There's nothing like a custom paint job to make a car stand out. With the help of new automation tools, paint technicians at Audi's plant in Neckarsulm, Germany, are trying different ideas to make the company's most head-turning automobile designs really shine. This pilot plant performs special paint effects on prototypes, show cars, and very limited production cars to test various pigmen...

By Gary Mintchell, Senior Editor September 1, 2000

There’s nothing like a custom paint job to make a car stand out. With the help of new automation tools, paint technicians at Audi’s plant in Neckarsulm, Germany, are trying different ideas to make the company’s most head-turning automobile designs really shine. This pilot plant performs special paint effects on prototypes, show cars, and very limited production cars to test various pigment and application combinations. .

Though skilled manual work is indispensable in this field, automation is a critical component as well. This part of the process involves controlling variables in air supply. Variations in air quality and temperature in the paint shop and its baking ovens can affect application results.

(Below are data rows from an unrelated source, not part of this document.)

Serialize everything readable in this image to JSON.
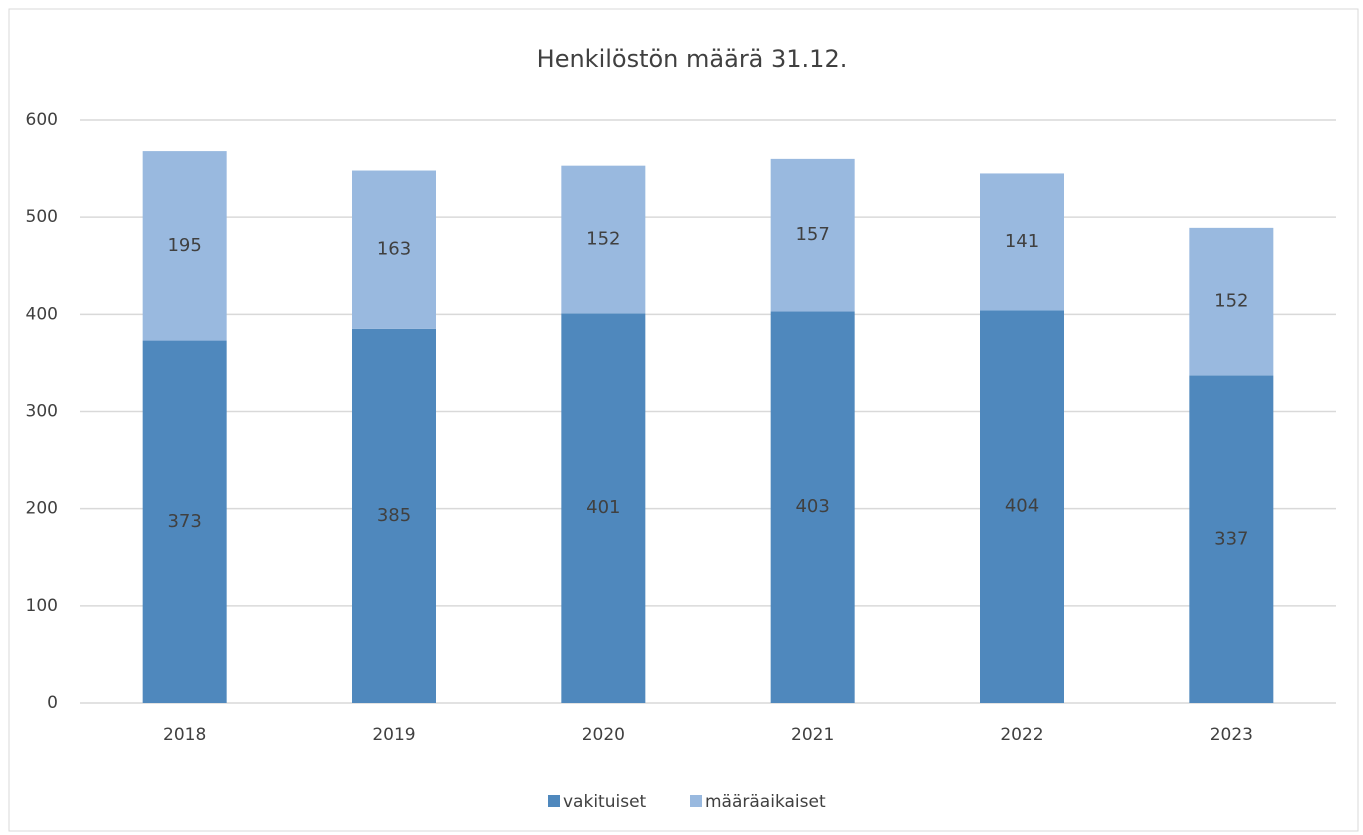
{
  "chart_data": {
    "type": "stacked_bar",
    "title": "Henkilöstön määrä 31.12.",
    "categories": [
      "2018",
      "2019",
      "2020",
      "2021",
      "2022",
      "2023"
    ],
    "series": [
      {
        "name": "vakituiset",
        "color": "#4f88bd",
        "values": [
          373,
          385,
          401,
          403,
          404,
          337
        ]
      },
      {
        "name": "määräaikaiset",
        "color": "#99b9df",
        "values": [
          195,
          163,
          152,
          157,
          141,
          152
        ]
      }
    ],
    "ylim": [
      0,
      600
    ],
    "yticks": [
      0,
      100,
      200,
      300,
      400,
      500,
      600
    ],
    "grid": true,
    "legend": "bottom"
  }
}
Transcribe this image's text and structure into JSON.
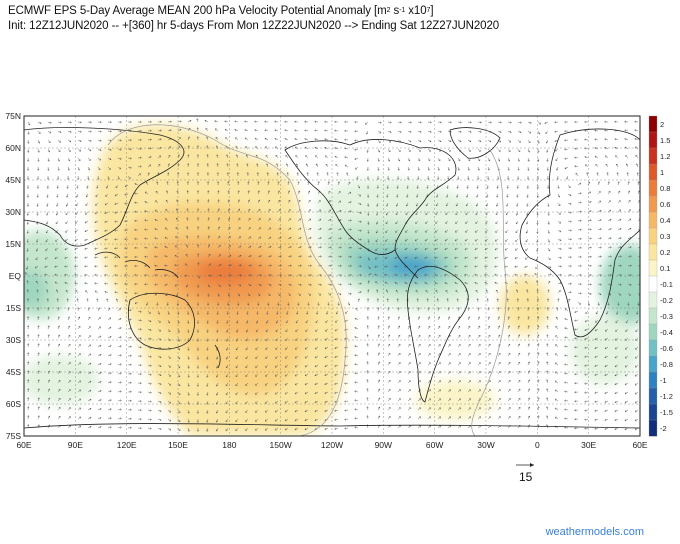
{
  "header": {
    "line1_prefix": "ECMWF EPS 5-Day Average MEAN 200 hPa Velocity Potential Anomaly [m",
    "unit_sup1": "2",
    "unit_mid": " s",
    "unit_sup2": "-1",
    "unit_mid2": " x10",
    "unit_sup3": "7",
    "line1_suffix": "]",
    "line2": "Init: 12Z12JUN2020 -- +[360] hr   5-days From Mon 12Z22JUN2020 --> Ending Sat 12Z27JUN2020"
  },
  "map": {
    "lat_labels": [
      "75N",
      "60N",
      "45N",
      "30N",
      "15N",
      "EQ",
      "15S",
      "30S",
      "45S",
      "60S",
      "75S"
    ],
    "lon_labels": [
      "60E",
      "90E",
      "120E",
      "150E",
      "180",
      "150W",
      "120W",
      "90W",
      "60W",
      "30W",
      "0",
      "30E",
      "60E"
    ]
  },
  "colorbar": {
    "labels": [
      "2",
      "1.5",
      "1.2",
      "1",
      "0.8",
      "0.6",
      "0.4",
      "0.3",
      "0.2",
      "0.1",
      "-0.1",
      "-0.2",
      "-0.3",
      "-0.4",
      "-0.6",
      "-0.8",
      "-1",
      "-1.2",
      "-1.5",
      "-2"
    ],
    "colors": [
      "#8b0000",
      "#b01515",
      "#c8321e",
      "#dc5a28",
      "#eb7d3c",
      "#f09a50",
      "#f5b868",
      "#f8d280",
      "#fae6a0",
      "#fbf4c8",
      "#ffffff",
      "#e3f3e0",
      "#c4e6cc",
      "#9fd6c0",
      "#72c0c4",
      "#4aa3c8",
      "#2f80c0",
      "#2460a8",
      "#1c4590",
      "#122e78"
    ]
  },
  "vector_key": {
    "label": "15"
  },
  "watermark": "weathermodels.com"
}
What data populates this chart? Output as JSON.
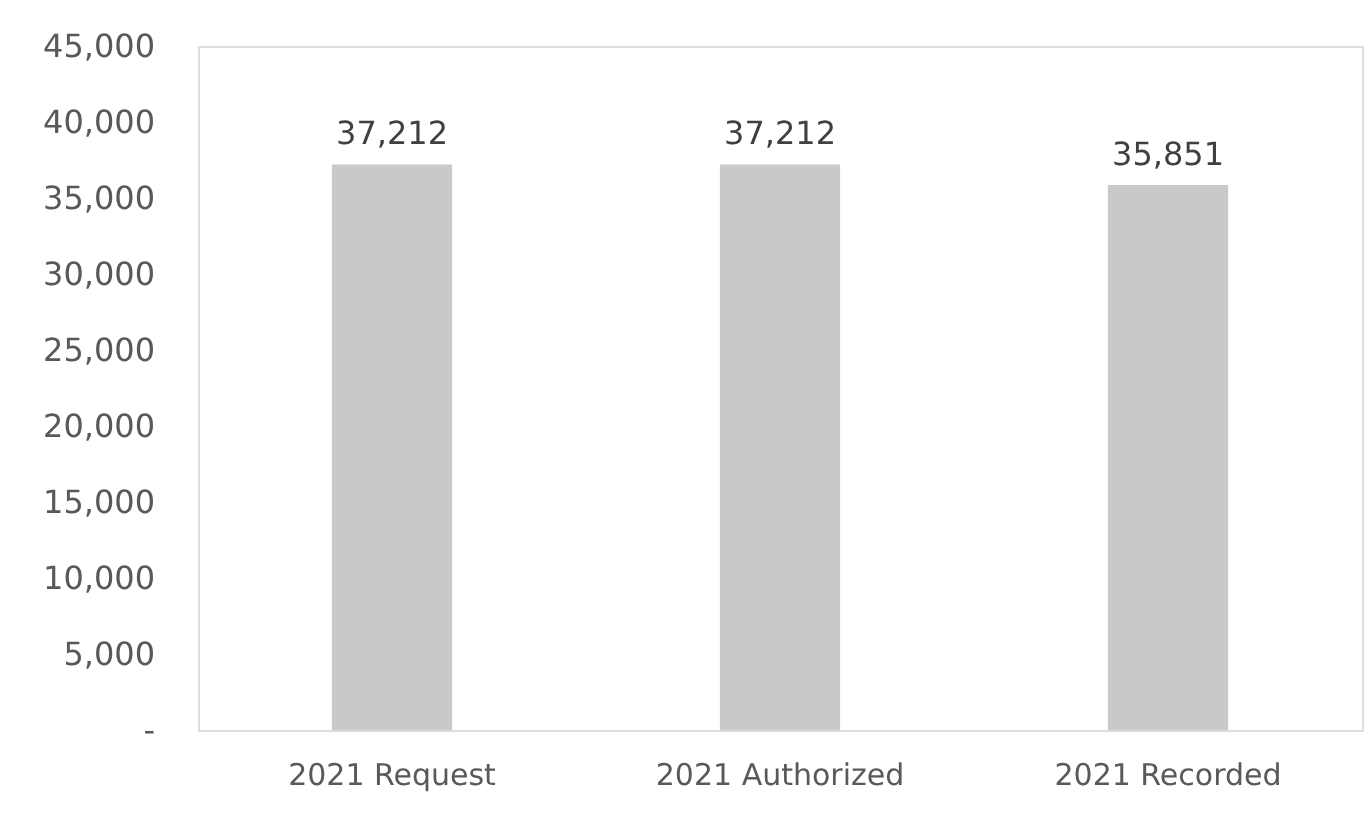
{
  "chart_data": {
    "type": "bar",
    "categories": [
      "2021 Request",
      "2021 Authorized",
      "2021 Recorded"
    ],
    "values": [
      37212,
      37212,
      35851
    ],
    "color": "#c9c9c9",
    "value_labels": [
      "37,212",
      "37,212",
      "35,851"
    ],
    "ylim": [
      0,
      45000
    ],
    "yticks": [
      {
        "value": 0,
        "label": "-"
      },
      {
        "value": 5000,
        "label": "5,000"
      },
      {
        "value": 10000,
        "label": "10,000"
      },
      {
        "value": 15000,
        "label": "15,000"
      },
      {
        "value": 20000,
        "label": "20,000"
      },
      {
        "value": 25000,
        "label": "25,000"
      },
      {
        "value": 30000,
        "label": "30,000"
      },
      {
        "value": 35000,
        "label": "35,000"
      },
      {
        "value": 40000,
        "label": "40,000"
      },
      {
        "value": 45000,
        "label": "45,000"
      }
    ]
  }
}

Temperature curves also differ from paint job to job. Supply and removal of water needed for cleansing and removing paint residue is a third variable.

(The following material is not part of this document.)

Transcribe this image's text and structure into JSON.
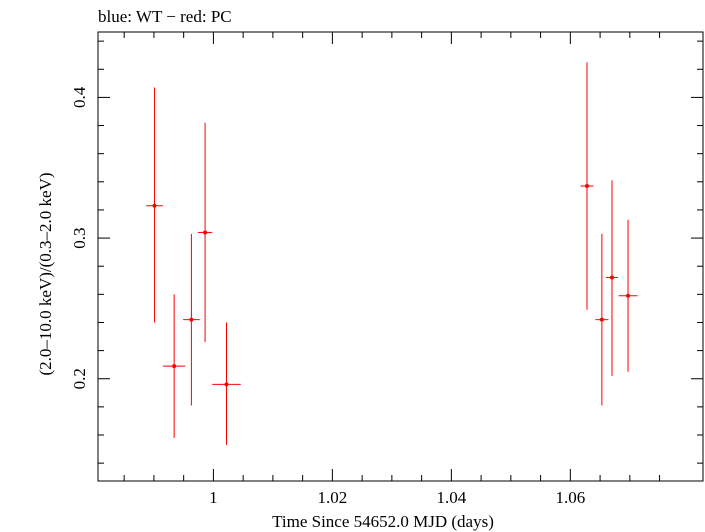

While planning a new production paint shop for its A6, A8, and future A2 models, Audi and Dürr, an automotive paint system OEM, evaluated the latest automation technology on a small scale at the pilot plant. Audi subsequently deployed industrial PCs from Siemens Energy & Automation (Alpharetta, Ga.; Erlangen, Germany) on its assembly line for parameter input and fault analysis.With PC-based control software becoming more powerful, Dürr designed a PC-based system using Siemens’ Simatic WinAC.

WinAC allows Audi’s technicians to control their process using standard PC applications, and perform process visualization on one, open hardware platform. This soft logic is programmed with Step 7, the universal development environment.

Distributed intelligence

The plant’s new system controls conveyors bringing car bodies through the paint shop, and integrates variable frequency drives directly as distributed intelligent I/O points. Intelligent modules communicate via Profibus to coordinate motion sequences. The PC running WinAC monitors signals, such as manual/automatic functions, from an IP65-rated Simatic ET 200X distributed I/O station that incorporates motor starter protection and intelligence.

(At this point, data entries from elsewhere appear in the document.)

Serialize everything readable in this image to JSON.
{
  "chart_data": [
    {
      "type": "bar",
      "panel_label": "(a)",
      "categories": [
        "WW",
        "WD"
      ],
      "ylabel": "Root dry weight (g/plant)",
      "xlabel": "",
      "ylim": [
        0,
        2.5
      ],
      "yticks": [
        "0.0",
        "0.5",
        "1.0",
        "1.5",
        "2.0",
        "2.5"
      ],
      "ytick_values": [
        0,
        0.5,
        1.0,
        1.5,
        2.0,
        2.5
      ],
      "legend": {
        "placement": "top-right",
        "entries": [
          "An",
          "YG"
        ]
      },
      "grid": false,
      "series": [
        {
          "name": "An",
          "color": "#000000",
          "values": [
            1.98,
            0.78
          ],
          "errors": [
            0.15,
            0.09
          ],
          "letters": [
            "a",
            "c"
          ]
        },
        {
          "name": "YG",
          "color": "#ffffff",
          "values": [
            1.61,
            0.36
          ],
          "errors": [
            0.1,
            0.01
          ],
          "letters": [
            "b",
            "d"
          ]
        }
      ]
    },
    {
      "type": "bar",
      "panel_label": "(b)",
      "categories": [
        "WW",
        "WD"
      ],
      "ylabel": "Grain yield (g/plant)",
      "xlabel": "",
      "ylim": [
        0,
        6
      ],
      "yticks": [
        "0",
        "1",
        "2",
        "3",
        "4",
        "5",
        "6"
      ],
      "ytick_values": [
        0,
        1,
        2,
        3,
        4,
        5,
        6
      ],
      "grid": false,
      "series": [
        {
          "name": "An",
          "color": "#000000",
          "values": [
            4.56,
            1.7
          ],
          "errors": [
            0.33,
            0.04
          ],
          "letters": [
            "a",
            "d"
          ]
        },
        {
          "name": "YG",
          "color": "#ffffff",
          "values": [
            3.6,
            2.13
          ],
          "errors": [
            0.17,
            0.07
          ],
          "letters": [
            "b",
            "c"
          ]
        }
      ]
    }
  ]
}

Distributed PC-based control enhances users’ ability to configure, test, and commission individual components independently of each another, which saves valuable system commissioning time. Modular, open hardware and software adds flexibility to Dürr’s systems, which reduces overhead costs in subsequent projects.

Audi’s Eberhard Vogler, who is responsible for planning and execution of control technology in the new paint shop, says this added flexibility increases benefits to users. “We undergo constant change in the paint shop, whether it’s new paint or car models,” he adds. “This means we have to constantly modify the line without interrupting production. This automation solution offered by Dürr, with distributed intelligence and higher-level PC-based control, allows us to test and evaluate a change to the system off-line.”

However, before Audi integrates a system in one of its production facilities, it must undergo reliability testing over 24 successive shifts. Availability of 99% must be attained during this test phase. Dürr and Siemens’ PC-based control system proved to be just as reliable as a PLC in the pilot plant. Mr. Vogler adds that Audi’s operating and maintenance personnel readily accepted the system.